10 April 2008
Just under half of buyers already source from China or plan to in the next year.
According to the latest SM poll of 100 purchasers, 60 per cent do not source from the country, while 36 per cent do, and a further 4 per cent will start to in the next 12 months.
And even those that do not buy directly from suppliers in the country agree that many of the products they purchase, such as IT, electronic equipment and office supplies, originate in China.
Some buyers had been sourcing from the country for longer than others and there were indications that although purchasing in China had become easier in the past decade, its dimensions were changing.
According to Dominic Jephcott, managing director at sourcing and procurement company Vendigital, which has been sourcing in China for seven years: "The situation is changing rapidly with legislation and commodity and labour costs affecting sourcing benefits, but there are still great advantages to be had."

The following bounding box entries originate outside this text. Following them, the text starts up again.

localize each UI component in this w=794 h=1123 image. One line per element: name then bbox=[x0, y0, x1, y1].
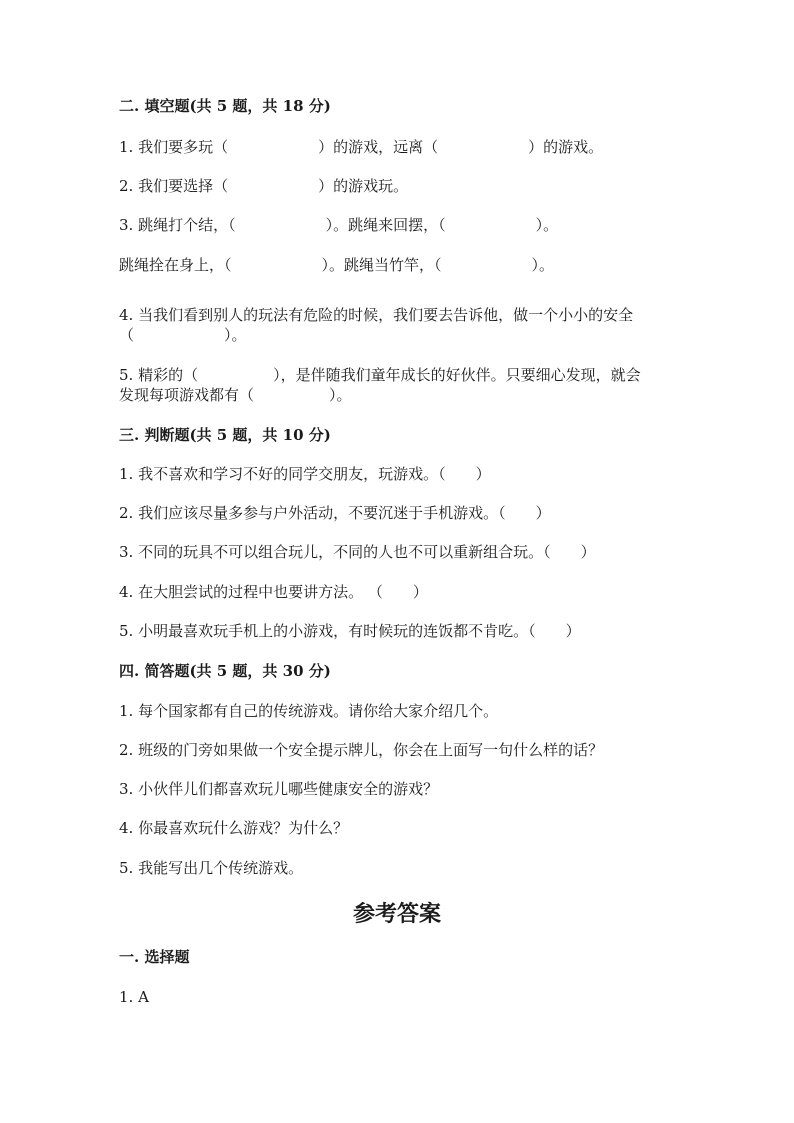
judge-question-4: 4. 在大胆尝试的过程中也要讲方法。 （ ） bbox=[119, 583, 428, 601]
judge-question-3: 3. 不同的玩具不可以组合玩儿，不同的人也不可以重新组合玩。（ ） bbox=[119, 543, 596, 561]
fill-question-4-line-2: （ ）。 bbox=[119, 326, 247, 344]
judge-question-1: 1. 我不喜欢和学习不好的同学交朋友，玩游戏。（ ） bbox=[119, 465, 491, 483]
fill-question-3-line-2: 跳绳拴在身上，（ ）。跳绳当竹竿，（ ）。 bbox=[119, 256, 555, 274]
judge-question-2: 2. 我们应该尽量多参与户外活动，不要沉迷于手机游戏。（ ） bbox=[119, 504, 551, 522]
answer-section-1-heading: 一. 选择题 bbox=[119, 948, 190, 966]
fill-question-3-line-1: 3. 跳绳打个结，（ ）。跳绳来回摆，（ ）。 bbox=[119, 216, 559, 234]
short-question-1: 1. 每个国家都有自己的传统游戏。请你给大家介绍几个。 bbox=[119, 702, 499, 720]
short-question-3: 3. 小伙伴儿们都喜欢玩儿哪些健康安全的游戏？ bbox=[119, 780, 439, 798]
short-question-5: 5. 我能写出几个传统游戏。 bbox=[119, 859, 304, 877]
fill-question-5-line-1: 5. 精彩的（ ），是伴随我们童年成长的好伙伴。只要细心发现，就会 bbox=[119, 366, 641, 384]
fill-question-5-line-2: 发现每项游戏都有（ ）。 bbox=[119, 386, 352, 404]
short-question-4: 4. 你最喜欢玩什么游戏？为什么？ bbox=[119, 819, 349, 837]
fill-question-2: 2. 我们要选择（ ）的游戏玩。 bbox=[119, 177, 409, 195]
answer-1: 1. A bbox=[119, 988, 149, 1006]
short-question-2: 2. 班级的门旁如果做一个安全提示牌儿，你会在上面写一句什么样的话？ bbox=[119, 741, 604, 759]
section-3-heading: 三. 判断题(共 5 题，共 10 分) bbox=[119, 426, 331, 444]
section-4-heading: 四. 简答题(共 5 题，共 30 分) bbox=[119, 662, 331, 680]
fill-question-1: 1. 我们要多玩（ ）的游戏，远离（ ）的游戏。 bbox=[119, 138, 604, 156]
answer-key-title: 参考答案 bbox=[352, 901, 441, 927]
judge-question-5: 5. 小明最喜欢玩手机上的小游戏，有时候玩的连饭都不肯吃。（ ） bbox=[119, 622, 581, 640]
section-2-heading: 二. 填空题(共 5 题，共 18 分) bbox=[119, 97, 331, 115]
fill-question-4-line-1: 4. 当我们看到别人的玩法有危险的时候，我们要去告诉他，做一个小小的安全 bbox=[119, 306, 634, 324]
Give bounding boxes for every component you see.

A few buyers said they had suffered problems with Chinese suppliers, with issues including poor quality, late deliveries and vendors not following specifications. But, they argued, suppliers were learning quickly and likened development to that of Japanese and Korean suppliers.
Buyers said the main reason they did not buy from the country was because their spend was on services that can't be bought from China. But some still had reservations about the political, ethical and social issues raised by sourcing from the country. One buyer argued that unless the UK and Europe could return to competitive manufacturing this would not change.
Others added the country was becoming uncompetitive and they had already started to look for the next low-cost sourcing location.
Buyers were urged to take advantage of local talent and ensure specifications were clear if they wanted to make a success of buying from the country.